Le réseau de soutien peut comprendre aussi la communauté des mamans sur le Web. Les blogues rédigés par des parents sont nombreux et tous les sujets y sont abordés. Il n’y a aucune raison de rester isolée. On communique avec les autres mères, on expose son problème, on discute, on trouve des solutions...

Apprendre à dire non

Il est impossible de répondre à toutes les attentes au travail comme à la maison. On doit donc apprendre à mettre des limites. «L’art de dire «un beau non» est quelque chose à développer. Il y a une façon de s’y prendre pour ne pas choquer», affirme Mélissa Lemieux. En fait, le truc est de proposer une solution qui nous satisfait davantage. Par exemple, au patron qui nous demande de faire des heures supplémentaires, on peut répondre: «Je ne peux pas ce soir, mais est-ce qu’il serait possible de se rencontrer à l’heure du lunch demain pour régler le dossier en question?» ou encore «Je connais quelqu’un qui prendrait une partie de ce travail à la pige.

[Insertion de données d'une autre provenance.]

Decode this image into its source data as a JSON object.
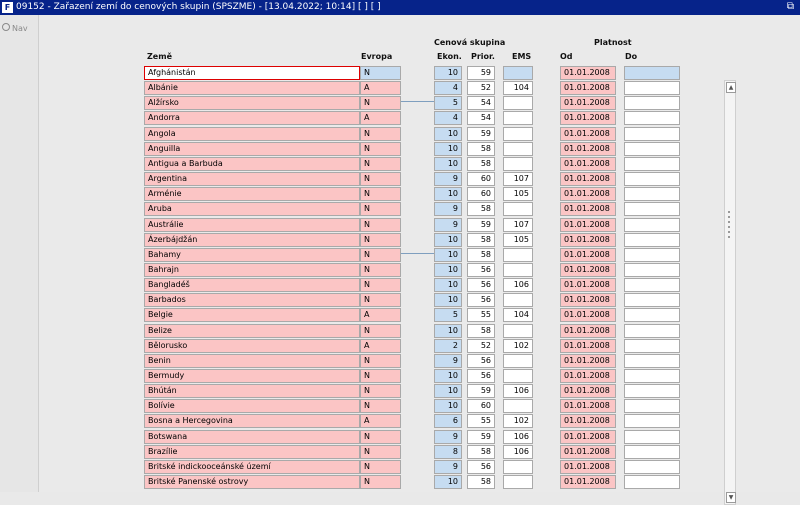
{
  "window": {
    "title": "09152 - Zařazení zemí do cenových skupin (SPSZME) - [13.04.2022; 10:14]  [ ] [ ]",
    "app_icon": "F",
    "restore_glyph": "⧉"
  },
  "nav": {
    "label": "Nav"
  },
  "headers": {
    "zeme": "Země",
    "evropa": "Evropa",
    "cenova_skupina": "Cenová skupina",
    "ekon": "Ekon.",
    "prior": "Prior.",
    "ems": "EMS",
    "platnost": "Platnost",
    "od": "Od",
    "do": "Do"
  },
  "rows": [
    {
      "zeme": "Afghánistán",
      "evropa": "N",
      "ekon": "10",
      "prior": "59",
      "ems": "",
      "od": "01.01.2008",
      "do": ""
    },
    {
      "zeme": "Albánie",
      "evropa": "A",
      "ekon": "4",
      "prior": "52",
      "ems": "104",
      "od": "01.01.2008",
      "do": ""
    },
    {
      "zeme": "Alžírsko",
      "evropa": "N",
      "ekon": "5",
      "prior": "54",
      "ems": "",
      "od": "01.01.2008",
      "do": ""
    },
    {
      "zeme": "Andorra",
      "evropa": "A",
      "ekon": "4",
      "prior": "54",
      "ems": "",
      "od": "01.01.2008",
      "do": ""
    },
    {
      "zeme": "Angola",
      "evropa": "N",
      "ekon": "10",
      "prior": "59",
      "ems": "",
      "od": "01.01.2008",
      "do": ""
    },
    {
      "zeme": "Anguilla",
      "evropa": "N",
      "ekon": "10",
      "prior": "58",
      "ems": "",
      "od": "01.01.2008",
      "do": ""
    },
    {
      "zeme": "Antigua a Barbuda",
      "evropa": "N",
      "ekon": "10",
      "prior": "58",
      "ems": "",
      "od": "01.01.2008",
      "do": ""
    },
    {
      "zeme": "Argentina",
      "evropa": "N",
      "ekon": "9",
      "prior": "60",
      "ems": "107",
      "od": "01.01.2008",
      "do": ""
    },
    {
      "zeme": "Arménie",
      "evropa": "N",
      "ekon": "10",
      "prior": "60",
      "ems": "105",
      "od": "01.01.2008",
      "do": ""
    },
    {
      "zeme": "Aruba",
      "evropa": "N",
      "ekon": "9",
      "prior": "58",
      "ems": "",
      "od": "01.01.2008",
      "do": ""
    },
    {
      "zeme": "Austrálie",
      "evropa": "N",
      "ekon": "9",
      "prior": "59",
      "ems": "107",
      "od": "01.01.2008",
      "do": ""
    },
    {
      "zeme": "Ázerbájdžán",
      "evropa": "N",
      "ekon": "10",
      "prior": "58",
      "ems": "105",
      "od": "01.01.2008",
      "do": ""
    },
    {
      "zeme": "Bahamy",
      "evropa": "N",
      "ekon": "10",
      "prior": "58",
      "ems": "",
      "od": "01.01.2008",
      "do": ""
    },
    {
      "zeme": "Bahrajn",
      "evropa": "N",
      "ekon": "10",
      "prior": "56",
      "ems": "",
      "od": "01.01.2008",
      "do": ""
    },
    {
      "zeme": "Bangladéš",
      "evropa": "N",
      "ekon": "10",
      "prior": "56",
      "ems": "106",
      "od": "01.01.2008",
      "do": ""
    },
    {
      "zeme": "Barbados",
      "evropa": "N",
      "ekon": "10",
      "prior": "56",
      "ems": "",
      "od": "01.01.2008",
      "do": ""
    },
    {
      "zeme": "Belgie",
      "evropa": "A",
      "ekon": "5",
      "prior": "55",
      "ems": "104",
      "od": "01.01.2008",
      "do": ""
    },
    {
      "zeme": "Belize",
      "evropa": "N",
      "ekon": "10",
      "prior": "58",
      "ems": "",
      "od": "01.01.2008",
      "do": ""
    },
    {
      "zeme": "Bělorusko",
      "evropa": "A",
      "ekon": "2",
      "prior": "52",
      "ems": "102",
      "od": "01.01.2008",
      "do": ""
    },
    {
      "zeme": "Benin",
      "evropa": "N",
      "ekon": "9",
      "prior": "56",
      "ems": "",
      "od": "01.01.2008",
      "do": ""
    },
    {
      "zeme": "Bermudy",
      "evropa": "N",
      "ekon": "10",
      "prior": "56",
      "ems": "",
      "od": "01.01.2008",
      "do": ""
    },
    {
      "zeme": "Bhútán",
      "evropa": "N",
      "ekon": "10",
      "prior": "59",
      "ems": "106",
      "od": "01.01.2008",
      "do": ""
    },
    {
      "zeme": "Bolívie",
      "evropa": "N",
      "ekon": "10",
      "prior": "60",
      "ems": "",
      "od": "01.01.2008",
      "do": ""
    },
    {
      "zeme": "Bosna a Hercegovina",
      "evropa": "A",
      "ekon": "6",
      "prior": "55",
      "ems": "102",
      "od": "01.01.2008",
      "do": ""
    },
    {
      "zeme": "Botswana",
      "evropa": "N",
      "ekon": "9",
      "prior": "59",
      "ems": "106",
      "od": "01.01.2008",
      "do": ""
    },
    {
      "zeme": "Brazílie",
      "evropa": "N",
      "ekon": "8",
      "prior": "58",
      "ems": "106",
      "od": "01.01.2008",
      "do": ""
    },
    {
      "zeme": "Britské indickooceánské území",
      "evropa": "N",
      "ekon": "9",
      "prior": "56",
      "ems": "",
      "od": "01.01.2008",
      "do": ""
    },
    {
      "zeme": "Britské Panenské ostrovy",
      "evropa": "N",
      "ekon": "10",
      "prior": "58",
      "ems": "",
      "od": "01.01.2008",
      "do": ""
    }
  ],
  "colors": {
    "title_bar": "#06238a",
    "required_field": "#fbc5c5",
    "current_row": "#c6dcf1",
    "focus_border": "#dd0000"
  }
}
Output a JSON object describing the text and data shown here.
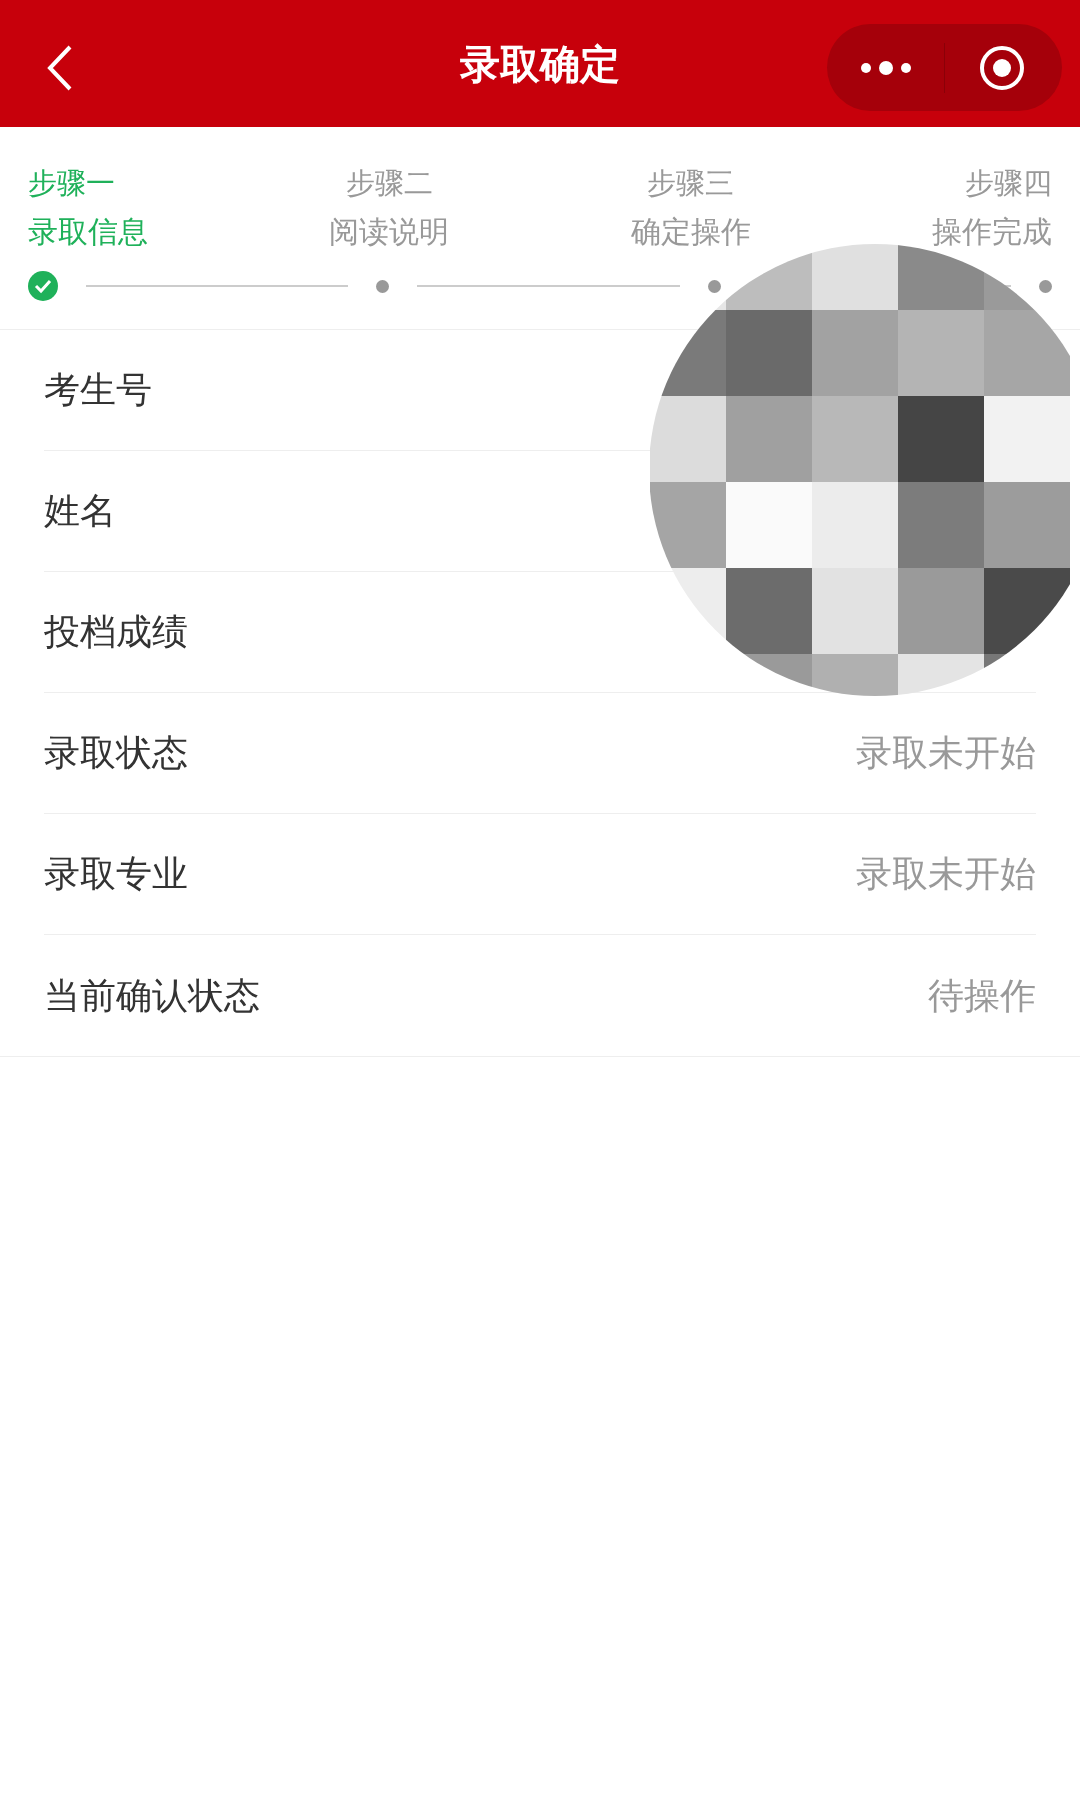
{
  "header": {
    "title": "录取确定"
  },
  "steps": [
    {
      "step": "步骤一",
      "label": "录取信息",
      "selected": true
    },
    {
      "step": "步骤二",
      "label": "阅读说明",
      "selected": false
    },
    {
      "step": "步骤三",
      "label": "确定操作",
      "selected": false
    },
    {
      "step": "步骤四",
      "label": "操作完成",
      "selected": false
    }
  ],
  "rows": [
    {
      "label": "考生号"
    },
    {
      "label": "姓名"
    },
    {
      "label": "投档成绩"
    },
    {
      "label": "录取状态",
      "value": "录取未开始"
    },
    {
      "label": "录取专业",
      "value": "录取未开始"
    },
    {
      "label": "当前确认状态",
      "value": "待操作"
    }
  ]
}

Ainsi on serait assurés de respecter nos délais. Qu’en dites-vous?»

Se soigner et soigner son couple

Pour ne pas déraper, il faut se garder du temps pour soi et l'insérer dans sa grille horaire. Certaines femmes vont faire du sport; d’autres, s'installent un petit «spa maison»; d’autres encore, s’évadent le temps d’un souper entre filles. Il s’agit de trouver ce qui nous fait du bien.